The presentation highlighted similarities and differences in weaving technique, design, and aesthetics among the various national, ethnic, and confessional groups which comprised the pre-World War I population of the region. It briefly described the important place folk textiles played as symbols of national identity in the post-Ottoman period-especially in Serbia and Bulgaria.

The talk included information developed from the study of 19th century historical sources and from new information gathered during three focused research trips the speakers made to Bulgaria, Serbia, and Turkey in 2012 and 2013.

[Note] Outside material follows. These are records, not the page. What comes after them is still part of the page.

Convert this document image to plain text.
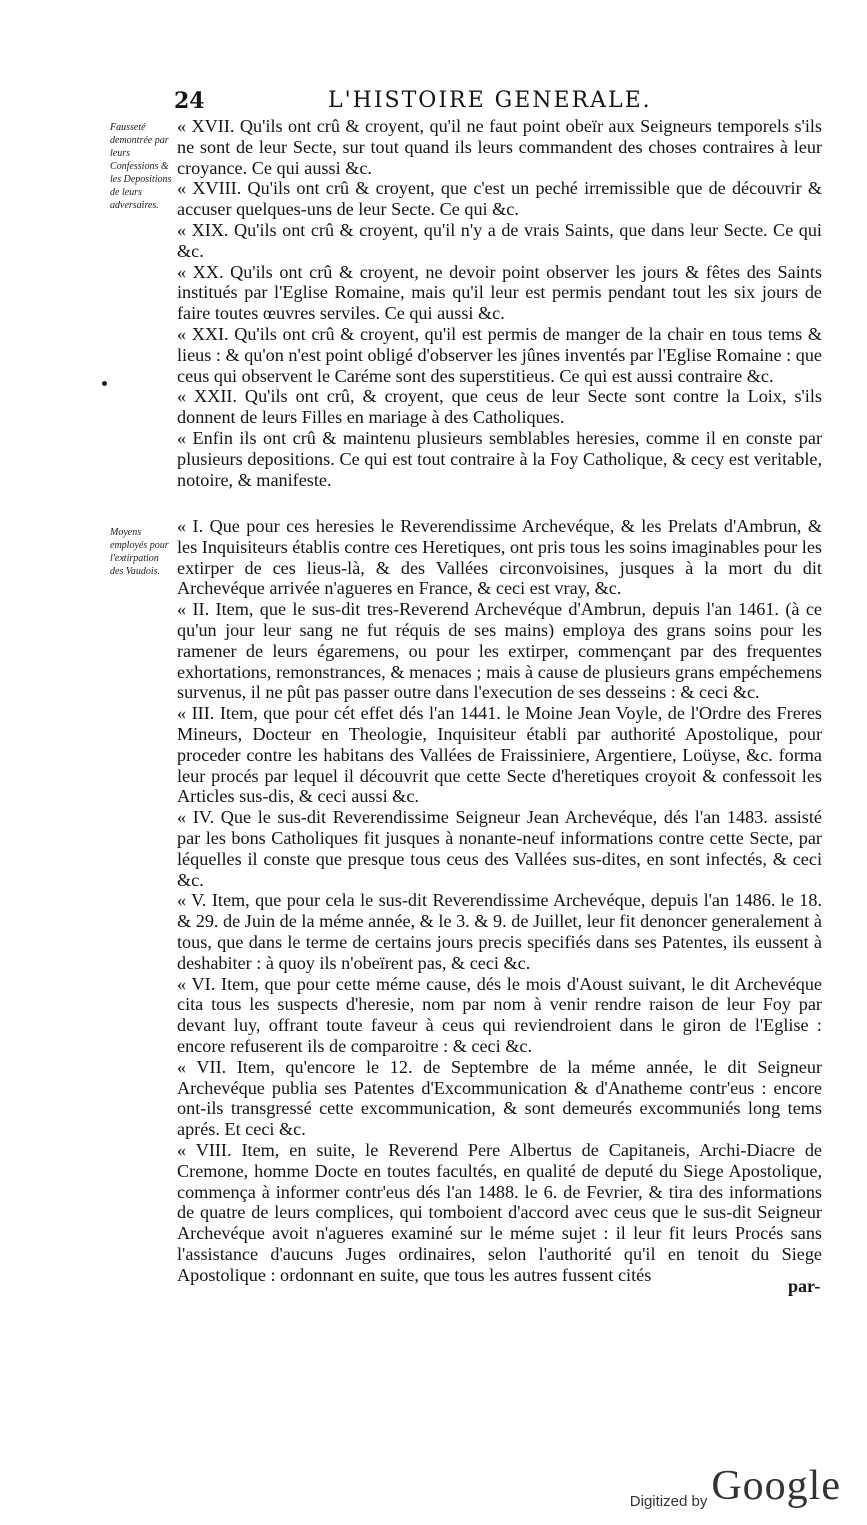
24	L'HISTOIRE GENERALE.
Fausseté demontrée par leurs Confessions & les Depositions de leurs adversaires.
Moyens employés pour l'extirpation des Vaudois.

« XVII. Qu'ils ont crû & croyent, qu'il ne faut point obeïr aux Seigneurs temporels s'ils ne sont de leur Secte, sur tout quand ils leurs commandent des choses contraires à leur croyance. Ce qui aussi &c.

« XVIII. Qu'ils ont crû & croyent, que c'est un peché irremissible que de découvrir & accuser quelques-uns de leur Secte. Ce qui &c.

« XIX. Qu'ils ont crû & croyent, qu'il n'y a de vrais Saints, que dans leur Secte. Ce qui &c.

« XX. Qu'ils ont crû & croyent, ne devoir point observer les jours & fêtes des Saints institués par l'Eglise Romaine, mais qu'il leur est permis pendant tout les six jours de faire toutes œuvres serviles. Ce qui aussi &c.

« XXI. Qu'ils ont crû & croyent, qu'il est permis de manger de la chair en tous tems & lieus : & qu'on n'est point obligé d'observer les jûnes inventés par l'Eglise Romaine : que ceus qui observent le Caréme sont des superstitieus. Ce qui est aussi contraire &c.

« XXII. Qu'ils ont crû, & croyent, que ceus de leur Secte sont contre la Loix, s'ils donnent de leurs Filles en mariage à des Catholiques.

« Enfin ils ont crû & maintenu plusieurs semblables heresies, comme il en conste par plusieurs depositions. Ce qui est tout contraire à la Foy Catholique, & cecy est veritable, notoire, & manifeste.

« I. Que pour ces heresies le Reverendissime Archevéque, & les Prelats d'Ambrun, & les Inquisiteurs établis contre ces Heretiques, ont pris tous les soins imaginables pour les extirper de ces lieus-là, & des Vallées circonvoisines, jusques à la mort du dit Archevéque arrivée n'agueres en France, & ceci est vray, &c.

« II. Item, que le sus-dit tres-Reverend Archevéque d'Ambrun, depuis l'an 1461. (à ce qu'un jour leur sang ne fut réquis de ses mains) employa des grans soins pour les ramener de leurs égaremens, ou pour les extirper, commençant par des frequentes exhortations, remonstrances, & menaces ; mais à cause de plusieurs grans empéchemens survenus, il ne pût pas passer outre dans l'execution de ses desseins : & ceci &c.

« III. Item, que pour cét effet dés l'an 1441. le Moine Jean Voyle, de l'Ordre des Freres Mineurs, Docteur en Theologie, Inquisiteur établi par authorité Apostolique, pour proceder contre les habitans des Vallées de Fraissiniere, Argentiere, Loüyse, &c. forma leur procés par lequel il découvrit que cette Secte d'heretiques croyoit & confessoit les Articles sus-dis, & ceci aussi &c.

« IV. Que le sus-dit Reverendissime Seigneur Jean Archevéque, dés l'an 1483. assisté par les bons Catholiques fit jusques à nonante-neuf informations contre cette Secte, par léquelles il conste que presque tous ceus des Vallées sus-dites, en sont infectés, & ceci &c.

« V. Item, que pour cela le sus-dit Reverendissime Archevéque, depuis l'an 1486. le 18. & 29. de Juin de la méme année, & le 3. & 9. de Juillet, leur fit denoncer generalement à tous, que dans le terme de certains jours precis specifiés dans ses Patentes, ils eussent à deshabiter : à quoy ils n'obeïrent pas, & ceci &c.

« VI. Item, que pour cette méme cause, dés le mois d'Aoust suivant, le dit Archevéque cita tous les suspects d'heresie, nom par nom à venir rendre raison de leur Foy par devant luy, offrant toute faveur à ceus qui reviendroient dans le giron de l'Eglise : encore refuserent ils de comparoitre : & ceci &c.

« VII. Item, qu'encore le 12. de Septembre de la méme année, le dit Seigneur Archevéque publia ses Patentes d'Excommunication & d'Anatheme contr'eus : encore ont-ils transgressé cette excommunication, & sont demeurés excommuniés long tems aprés. Et ceci &c.

« VIII. Item, en suite, le Reverend Pere Albertus de Capitaneis, Archi-Diacre de Cremone, homme Docte en toutes facultés, en qualité de deputé du Siege Apostolique, commença à informer contr'eus dés l'an 1488. le 6. de Fevrier, & tira des informations de quatre de leurs complices, qui tomboient d'accord avec ceus que le sus-dit Seigneur Archevéque avoit n'agueres examiné sur le méme sujet : il leur fit leurs Procés sans l'assistance d'aucuns Juges ordinaires, selon l'authorité qu'il en tenoit du Siege Apostolique : ordonnant en suite, que tous les autres fussent cités

par-
Digitized byGoogle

Tim and Penny Hays have collected kelims, textiles, and rugs since the late 1980s but did not become interested in Balkan weaving until they attended the 2007 ICOC in Istanbul. Their interest was sparked by an ICOC lecture, and they purchased their first Balkan piece—a Pirot kelim—at the dealer’s fair there. They also met at ICOC Davut Mizrahi, the Austrian dealer specializing in Balkan weavings. After this wonderful introduction, there was no going back. Tim and Penny became enthusiastic collectors of Balkan textiles, with an emphasis on Manastir kelims from Eastern Bulgaria. They have continued to research the many facets of Balkan weaving and have been fortunate enough to engage in numerous discussions with Davut and Austrian collector Erhard Stoebe, who are the authors of the only English-language book on Manastir weavings. Tim and Penny made their first study tour to Bulgaria and Serbia in 2012 and just returned a couple of weeks ago from their second study tour of Bulgaria.